Никто ему не ответил. Потом Джинсель сказал:
– Кормчий, этот человек с мечом? Он разрубил другого туземца на куски после того, как отрубил ему голову?
– Да.
– Боже мой! Они варвары! Сумасшедшие! – Джинсель был высокий, миловидный юноша с короткими руками и очень кривыми ногами. Цинга унесла все его зубы, – После того, как он отрубил голову, другие сразу ушли? Ничего не сказав?
– Да.
– Боже мой, невооруженного человека убили таким образом? Зачем он сделал это? Почему он убил его?
– Я не знаю, Джинсель. Но ты никогда не видел такой быстроты. Один момент меч был в ножнах, в следующий голова уже покатилась.
– Боже, спаси нас!
– Боже мой, – пробормотал Ван-Некк. – Если мы не сможем попасть на корабль… Черт побери этот шторм, я чувствую себя таким беспомощным без очков!
– Сколько самураев на борту, кормчий? – спросил Джинсель.
– На борту было двадцать два. Но еще были самураи и на берегу.
– Гнев божий покарает язычников и грешников, и они будут гореть в аду веки вечные.
– Хотел бы я быть уверен в этом, Жан Ропер, – сказал Блэксорн едва слышно, так как чувствовал, что страх перед божьим возмездием проник в комнату. Он устал и хотел спать.
– Ты можешь быть уверенным, кормчий, о да, как я уверен. Я молюсь, чтобы твои глаза открылись правде Бога, чтобы ты понял, что мы здесь только из-за тебя, потому что он оставил нас.
– Что? – спросил Блэксорн с опаской.
– Почему на самом деле ты убедил адмирала плыть в Японию? Этого не было в наших приказах. Мы должны были отправиться в Новый Свет, проводить военные действия в тылу врага, потом вернуться домой.

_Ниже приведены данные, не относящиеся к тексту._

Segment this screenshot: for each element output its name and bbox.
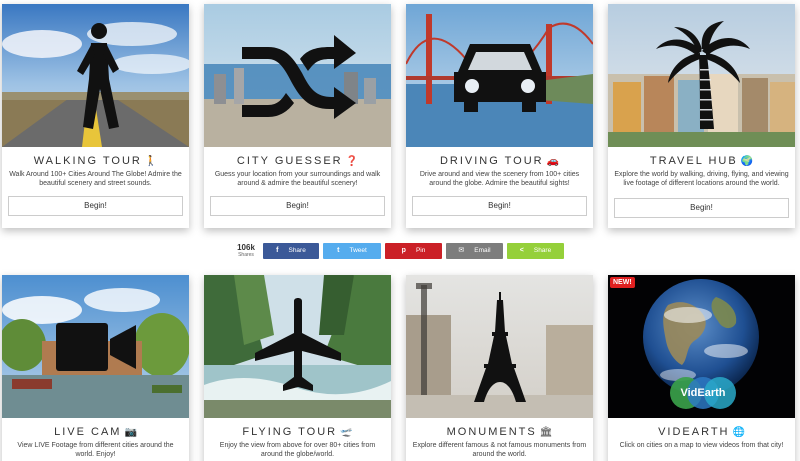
question-emoji: ❓	[345, 156, 359, 167]
globe-emoji: 🌍	[740, 156, 754, 167]
classical-building-emoji: 🏛	[539, 427, 553, 438]
card-description: Enjoy the view from above for over 80+ c…	[219, 442, 376, 458]
facebook-share-label: Share	[288, 247, 306, 254]
share-count: 106k Shares	[234, 243, 258, 259]
pinterest-icon: p	[401, 247, 406, 254]
walking-tour-begin-button[interactable]: Begin!	[8, 196, 183, 216]
card-title: VIDEARTH 🌐	[658, 426, 745, 438]
card-description: Guess your location from your surroundin…	[214, 171, 381, 187]
share-bar: 106k Shares f Share t Tweet p Pin ✉ Email < S…	[234, 243, 568, 259]
facebook-share-button[interactable]: f Share	[263, 243, 319, 259]
car-emoji: 🚗	[546, 156, 560, 167]
share-count-number: 106k	[237, 243, 255, 252]
share-icon: <	[519, 247, 524, 254]
eiffel-tower-icon	[473, 291, 526, 402]
card-description: Walk Around 100+ Cities Around The Globe…	[9, 171, 182, 187]
car-icon	[453, 43, 546, 112]
videarth-card: NEW! VidEarth VIDEARTH 🌐 Click on cities …	[608, 275, 795, 461]
live-cam-image[interactable]	[2, 275, 189, 418]
share-count-label: Shares	[238, 252, 254, 258]
video-camera-icon	[55, 322, 136, 371]
pinterest-pin-label: Pin	[415, 247, 426, 254]
card-description: Click on cities on a map to view videos …	[619, 442, 784, 449]
email-icon: ✉	[458, 247, 465, 254]
flying-tour-image[interactable]	[204, 275, 391, 418]
live-cam-card: LIVE CAM 📷 View LIVE Footage from differe…	[2, 275, 189, 461]
walking-tour-image[interactable]	[2, 4, 189, 147]
driving-tour-image[interactable]	[406, 4, 593, 147]
travel-hub-card: TRAVEL HUB 🌍 Explore the world by walking…	[608, 4, 795, 228]
walking-tour-card: WALKING TOUR 🚶 Walk Around 100+ Cities Ar…	[2, 4, 189, 228]
card-description: Explore the world by walking, driving, f…	[614, 171, 789, 187]
card-title: FLYING TOUR 🛫	[242, 426, 353, 438]
sharethis-share-button[interactable]: < Share	[507, 243, 564, 259]
card-title: WALKING TOUR 🚶	[33, 155, 158, 167]
videarth-logo: VidEarth	[670, 377, 736, 409]
videarth-logo-text: VidEarth	[680, 387, 726, 399]
monuments-card: MONUMENTS 🏛 Explore different famous & no…	[406, 275, 593, 461]
card-title: MONUMENTS 🏛	[446, 426, 553, 438]
monuments-image[interactable]	[406, 275, 593, 418]
videarth-image[interactable]: NEW! VidEarth	[608, 275, 795, 418]
card-description: View LIVE Footage from different cities …	[17, 442, 174, 458]
city-guesser-card: CITY GUESSER ❓ Guess your location from y…	[204, 4, 391, 228]
city-guesser-image[interactable]	[204, 4, 391, 147]
twitter-tweet-button[interactable]: t Tweet	[323, 243, 381, 259]
travel-hub-image[interactable]	[608, 4, 795, 147]
city-guesser-begin-button[interactable]: Begin!	[210, 196, 385, 216]
driving-tour-begin-button[interactable]: Begin!	[412, 196, 587, 216]
airplane-icon	[254, 297, 341, 391]
new-badge: NEW!	[610, 277, 635, 288]
walking-person-icon	[76, 22, 119, 129]
flying-tour-card: FLYING TOUR 🛫 Enjoy the view from above f…	[204, 275, 391, 461]
card-description: Explore different famous & not famous mo…	[412, 442, 587, 458]
takeoff-emoji: 🛫	[340, 427, 353, 438]
card-title: LIVE CAM 📷	[54, 426, 137, 438]
card-description: Drive around and view the scenery from 1…	[419, 171, 580, 187]
card-title: DRIVING TOUR 🚗	[439, 155, 560, 167]
twitter-tweet-label: Tweet	[349, 247, 367, 254]
walking-emoji: 🚶	[144, 156, 158, 167]
palm-tree-icon	[655, 20, 750, 129]
camera-emoji: 📷	[124, 427, 137, 438]
email-share-label: Email	[474, 247, 491, 254]
sharethis-share-label: Share	[533, 247, 552, 254]
pinterest-pin-button[interactable]: p Pin	[385, 243, 442, 259]
driving-tour-card: DRIVING TOUR 🚗 Drive around and view the …	[406, 4, 593, 228]
email-share-button[interactable]: ✉ Email	[446, 243, 503, 259]
facebook-icon: f	[276, 247, 279, 254]
shuffle-icon	[241, 34, 356, 119]
globe-meridians-emoji: 🌐	[732, 427, 745, 438]
card-title: TRAVEL HUB 🌍	[649, 155, 754, 167]
card-title: CITY GUESSER ❓	[236, 155, 359, 167]
travel-hub-begin-button[interactable]: Begin!	[614, 198, 789, 218]
twitter-icon: t	[337, 247, 340, 254]
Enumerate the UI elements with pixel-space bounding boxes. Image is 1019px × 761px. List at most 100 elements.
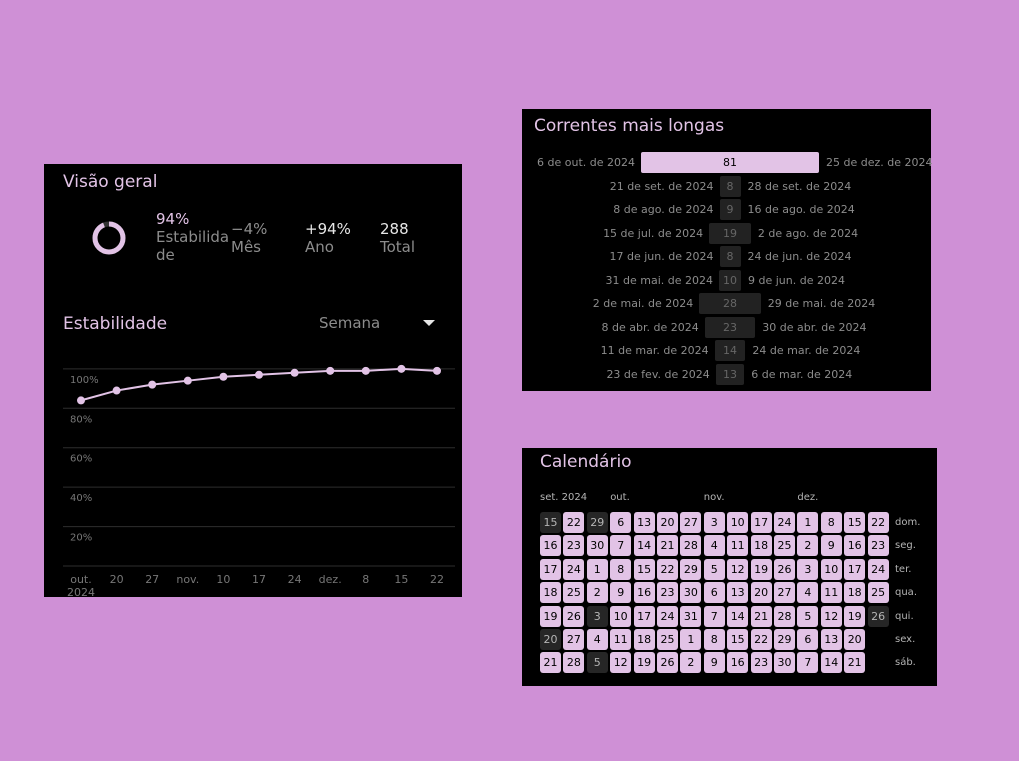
calendar-day-cell[interactable]: 24 [867,558,889,580]
calendar-day-cell[interactable]: 6 [797,629,819,650]
calendar-day-cell[interactable]: 23 [750,652,772,674]
calendar-day-cell[interactable]: 18 [844,582,866,604]
calendar-day-cell[interactable]: 29 [586,512,608,533]
calendar-day-cell[interactable]: 18 [633,629,655,650]
calendar-day-cell[interactable]: 21 [750,605,772,627]
calendar-day-cell[interactable]: 22 [867,512,889,533]
range-dropdown[interactable]: Semana [319,314,435,334]
calendar-day-cell[interactable]: 31 [680,605,702,627]
calendar-day-cell[interactable]: 17 [750,512,772,533]
calendar-day-cell[interactable]: 15 [727,629,749,650]
calendar-day-cell[interactable]: 4 [797,582,819,604]
calendar-day-cell[interactable]: 5 [797,605,819,627]
calendar-day-cell[interactable]: 20 [540,629,561,650]
calendar-day-cell[interactable]: 23 [657,582,678,604]
calendar-day-cell[interactable]: 26 [657,652,678,674]
calendar-day-cell[interactable]: 3 [703,512,725,533]
calendar-day-cell[interactable]: 8 [820,512,842,533]
calendar-day-cell[interactable]: 9 [820,535,842,557]
calendar-day-cell[interactable]: 20 [750,582,772,604]
calendar-day-cell[interactable]: 25 [867,582,889,604]
calendar-day-cell[interactable]: 2 [797,535,819,557]
calendar-day-cell[interactable]: 30 [774,652,795,674]
calendar-day-cell[interactable]: 25 [563,582,585,604]
calendar-day-cell[interactable]: 7 [797,652,819,674]
calendar-day-cell[interactable]: 30 [586,535,608,557]
calendar-day-cell[interactable]: 25 [774,535,795,557]
calendar-day-cell[interactable]: 15 [540,512,561,533]
calendar-day-cell[interactable]: 15 [633,558,655,580]
calendar-day-cell[interactable]: 8 [610,558,632,580]
calendar-day-cell[interactable]: 21 [657,535,678,557]
calendar-day-cell[interactable]: 11 [610,629,632,650]
calendar-day-cell[interactable]: 23 [563,535,585,557]
calendar-day-cell[interactable]: 4 [586,629,608,650]
calendar-day-cell[interactable]: 14 [727,605,749,627]
calendar-day-cell[interactable]: 30 [680,582,702,604]
calendar-day-cell[interactable]: 13 [633,512,655,533]
calendar-day-cell[interactable]: 24 [657,605,678,627]
calendar-day-cell[interactable]: 14 [820,652,842,674]
calendar-day-cell[interactable]: 16 [540,535,561,557]
calendar-day-cell[interactable]: 1 [797,512,819,533]
calendar-day-cell[interactable]: 1 [680,629,702,650]
calendar-day-cell[interactable]: 20 [844,629,866,650]
calendar-day-cell[interactable]: 6 [703,582,725,604]
calendar-day-cell[interactable]: 19 [633,652,655,674]
calendar-day-cell[interactable]: 16 [844,535,866,557]
calendar-day-cell[interactable]: 25 [657,629,678,650]
calendar-day-cell[interactable]: 9 [703,652,725,674]
calendar-day-cell[interactable]: 16 [727,652,749,674]
calendar-day-cell[interactable]: 27 [563,629,585,650]
calendar-day-cell[interactable]: 22 [657,558,678,580]
calendar-day-cell[interactable]: 21 [844,652,866,674]
calendar-day-cell[interactable]: 18 [540,582,561,604]
calendar-day-cell[interactable]: 12 [820,605,842,627]
calendar-day-cell[interactable]: 26 [867,605,889,627]
calendar-day-cell[interactable]: 20 [657,512,678,533]
calendar-day-cell[interactable]: 29 [774,629,795,650]
calendar-day-cell[interactable]: 7 [610,535,632,557]
calendar-day-cell[interactable]: 10 [820,558,842,580]
calendar-day-cell[interactable]: 12 [610,652,632,674]
calendar-day-cell[interactable]: 5 [703,558,725,580]
calendar-day-cell[interactable]: 17 [540,558,561,580]
calendar-day-cell[interactable]: 15 [844,512,866,533]
calendar-day-cell[interactable]: 7 [703,605,725,627]
calendar-day-cell[interactable]: 19 [750,558,772,580]
calendar-day-cell[interactable]: 26 [563,605,585,627]
calendar-day-cell[interactable]: 5 [586,652,608,674]
calendar-day-cell[interactable]: 19 [540,605,561,627]
calendar-day-cell[interactable]: 17 [633,605,655,627]
calendar-day-cell[interactable]: 23 [867,535,889,557]
calendar-day-cell[interactable]: 28 [563,652,585,674]
calendar-day-cell[interactable]: 4 [703,535,725,557]
calendar-day-cell[interactable]: 1 [586,558,608,580]
calendar-day-cell[interactable]: 3 [586,605,608,627]
calendar-day-cell[interactable]: 13 [727,582,749,604]
calendar-day-cell[interactable]: 27 [774,582,795,604]
calendar-day-cell[interactable]: 9 [610,582,632,604]
calendar-day-cell[interactable]: 19 [844,605,866,627]
calendar-day-cell[interactable]: 29 [680,558,702,580]
calendar-day-cell[interactable]: 8 [703,629,725,650]
calendar-day-cell[interactable]: 2 [680,652,702,674]
calendar-day-cell[interactable]: 26 [774,558,795,580]
calendar-day-cell[interactable]: 22 [750,629,772,650]
calendar-day-cell[interactable]: 16 [633,582,655,604]
calendar-day-cell[interactable]: 12 [727,558,749,580]
calendar-day-cell[interactable]: 11 [727,535,749,557]
calendar-day-cell[interactable]: 28 [774,605,795,627]
calendar-day-cell[interactable]: 18 [750,535,772,557]
calendar-day-cell[interactable]: 3 [797,558,819,580]
calendar-day-cell[interactable]: 11 [820,582,842,604]
calendar-day-cell[interactable]: 13 [820,629,842,650]
calendar-day-cell[interactable]: 24 [563,558,585,580]
calendar-day-cell[interactable]: 27 [680,512,702,533]
calendar-day-cell[interactable]: 14 [633,535,655,557]
calendar-day-cell[interactable]: 6 [610,512,632,533]
calendar-day-cell[interactable]: 10 [610,605,632,627]
calendar-day-cell[interactable]: 21 [540,652,561,674]
calendar-day-cell[interactable]: 28 [680,535,702,557]
calendar-day-cell[interactable]: 10 [727,512,749,533]
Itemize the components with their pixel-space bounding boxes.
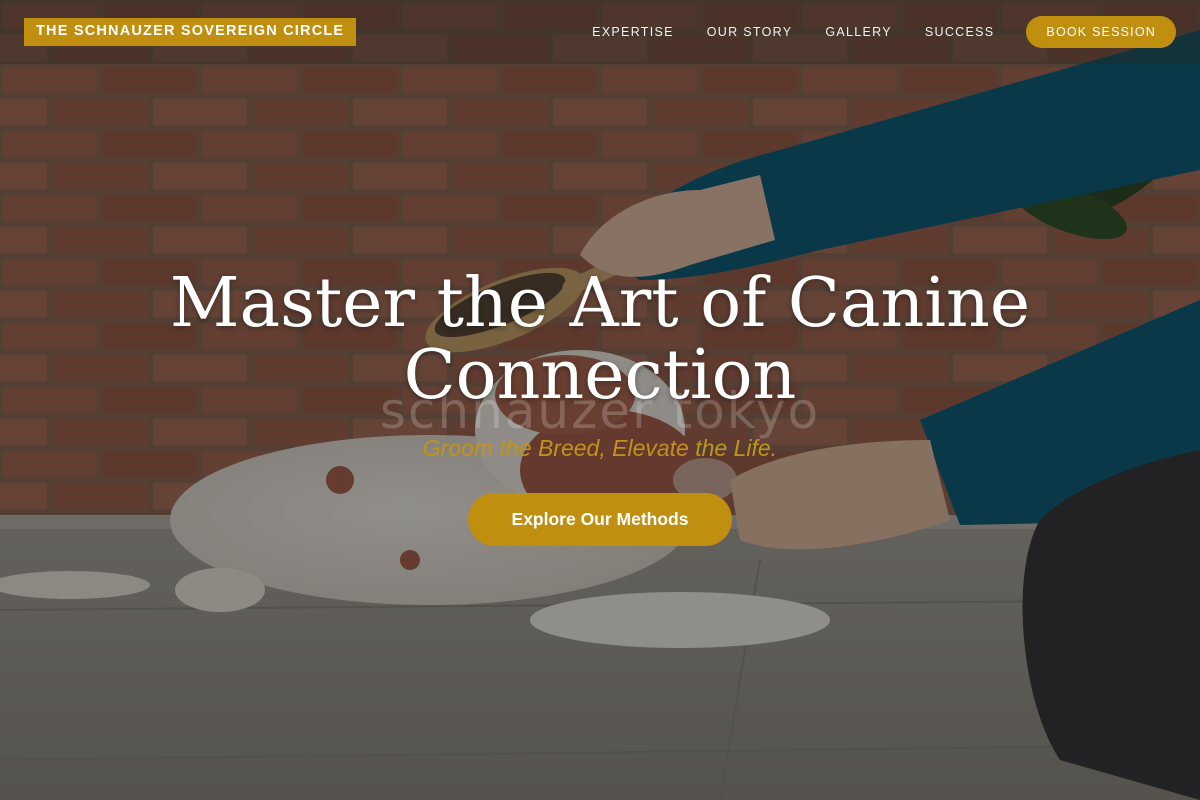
nav-item-expertise[interactable]: EXPERTISE [592, 25, 674, 39]
nav-item-success[interactable]: SUCCESS [925, 25, 995, 39]
hero-content: schnauzer tokyo Master the Art of Canine… [0, 0, 1200, 800]
hero-headline: Master the Art of Canine Connection [169, 264, 1031, 415]
nav-item-our-story[interactable]: OUR STORY [707, 25, 793, 39]
book-session-button[interactable]: BOOK SESSION [1026, 16, 1176, 48]
brand-logo[interactable]: THE SCHNAUZER SOVEREIGN CIRCLE [24, 18, 357, 46]
hero-tagline: Groom the Breed, Elevate the Life. [422, 435, 778, 461]
explore-methods-button[interactable]: Explore Our Methods [468, 493, 732, 546]
nav-menu: EXPERTISE OUR STORY GALLERY SUCCESS [592, 25, 994, 39]
hero-section: THE SCHNAUZER SOVEREIGN CIRCLE EXPERTISE… [0, 0, 1200, 800]
nav-item-gallery[interactable]: GALLERY [825, 25, 892, 39]
top-navigation: THE SCHNAUZER SOVEREIGN CIRCLE EXPERTISE… [0, 0, 1200, 64]
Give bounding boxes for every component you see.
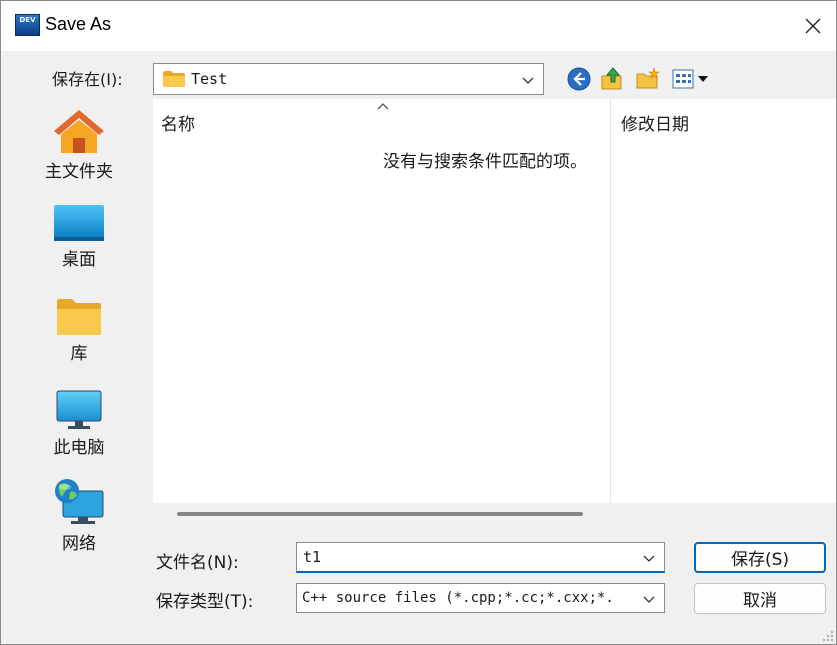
close-button[interactable]: [790, 1, 836, 51]
place-desktop[interactable]: 桌面: [17, 203, 141, 270]
library-folder-icon: [57, 299, 101, 335]
filetype-dropdown[interactable]: C++ source files (*.cpp;*.cc;*.cxx;*.: [296, 583, 665, 613]
back-button[interactable]: [566, 65, 592, 93]
cancel-button[interactable]: 取消: [694, 583, 826, 614]
place-label: 库: [70, 344, 88, 364]
column-header-date-modified[interactable]: 修改日期: [621, 110, 689, 135]
place-label: 桌面: [62, 250, 96, 270]
new-folder-button[interactable]: [635, 65, 661, 93]
chevron-down-icon: [522, 77, 534, 84]
new-folder-icon: [636, 67, 660, 89]
window-title: Save As: [45, 14, 112, 34]
save-as-dialog: DEV Save As 保存在(I): Test 主文件夹 桌面 库 此电脑 网…: [0, 0, 837, 645]
place-library[interactable]: 库: [17, 297, 141, 364]
horizontal-scrollbar-thumb[interactable]: [177, 512, 583, 516]
app-icon-text: DEV: [19, 16, 36, 24]
column-header-name[interactable]: 名称: [161, 110, 195, 135]
place-label: 网络: [62, 534, 96, 554]
column-divider[interactable]: [610, 99, 611, 503]
place-home[interactable]: 主文件夹: [17, 107, 141, 182]
filename-label: 文件名(N):: [156, 553, 239, 573]
title-bar: DEV Save As: [1, 1, 836, 51]
lookin-value: Test: [191, 70, 228, 88]
up-folder-icon: [601, 67, 622, 90]
app-icon: DEV: [15, 14, 40, 36]
lookin-label: 保存在(I):: [52, 70, 123, 89]
computer-icon: [56, 390, 102, 429]
view-menu-button[interactable]: [671, 65, 711, 93]
chevron-down-icon: [643, 596, 655, 603]
save-button[interactable]: 保存(S): [694, 542, 826, 573]
place-computer[interactable]: 此电脑: [17, 389, 141, 458]
file-list[interactable]: 名称 修改日期 没有与搜索条件匹配的项。: [153, 99, 836, 503]
desktop-icon: [54, 205, 104, 241]
filename-input[interactable]: t1: [296, 542, 665, 573]
filetype-label: 保存类型(T):: [156, 592, 254, 612]
filename-value: t1: [303, 548, 322, 566]
place-label: 此电脑: [53, 438, 105, 458]
empty-list-message: 没有与搜索条件匹配的项。: [383, 152, 587, 172]
place-network[interactable]: 网络: [17, 477, 141, 554]
filetype-value: C++ source files (*.cpp;*.cc;*.cxx;*.: [302, 590, 614, 606]
sort-ascending-icon: [377, 103, 389, 110]
close-icon: [805, 18, 821, 34]
places-bar: 主文件夹 桌面 库 此电脑 网络: [1, 99, 153, 637]
chevron-down-icon[interactable]: [641, 550, 657, 566]
up-folder-button[interactable]: [599, 65, 625, 93]
view-menu-icon: [672, 69, 708, 89]
network-icon: [55, 479, 104, 524]
folder-icon: [163, 71, 185, 87]
back-arrow-icon: [567, 67, 591, 91]
resize-grip-icon[interactable]: [822, 630, 834, 642]
lookin-dropdown[interactable]: Test: [153, 63, 544, 95]
home-icon: [54, 110, 104, 153]
place-label: 主文件夹: [45, 162, 113, 182]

– Но с севера были испанские корабли, и деваться было некуда. У тебя, что, память отшибло вместе с мозгами? Мы должны были плыть на запад – это было единственное спасение.
– Я ни разу не видел вражеских кораблей, кормчий. Никто из нас не видел.
– Конай, Жан, – сказал Ван-Некк устало, – Кормчий сделал что мог. Конечно, там были испанцы.
– А, это верно, и мы были в тысяче лиг от друзей и во вражеских водах, ей-Богу! – возразил Винк. – Это была правда – и мы поставили на голосование. Мы все сказали «да».
Сонк сказал:
– Меня никто не спрашивал.
– О, Боже мой!
– Успокойся, Джохан, – Ван-Некк попытался снять напряжение. – Мы первыми достигли Японии. Вы помните все эти рассказы, а? Мы разбогатеем, если мы не будем глупить. Мы имеем товары для торговли, и здесь есть золото – должно быть.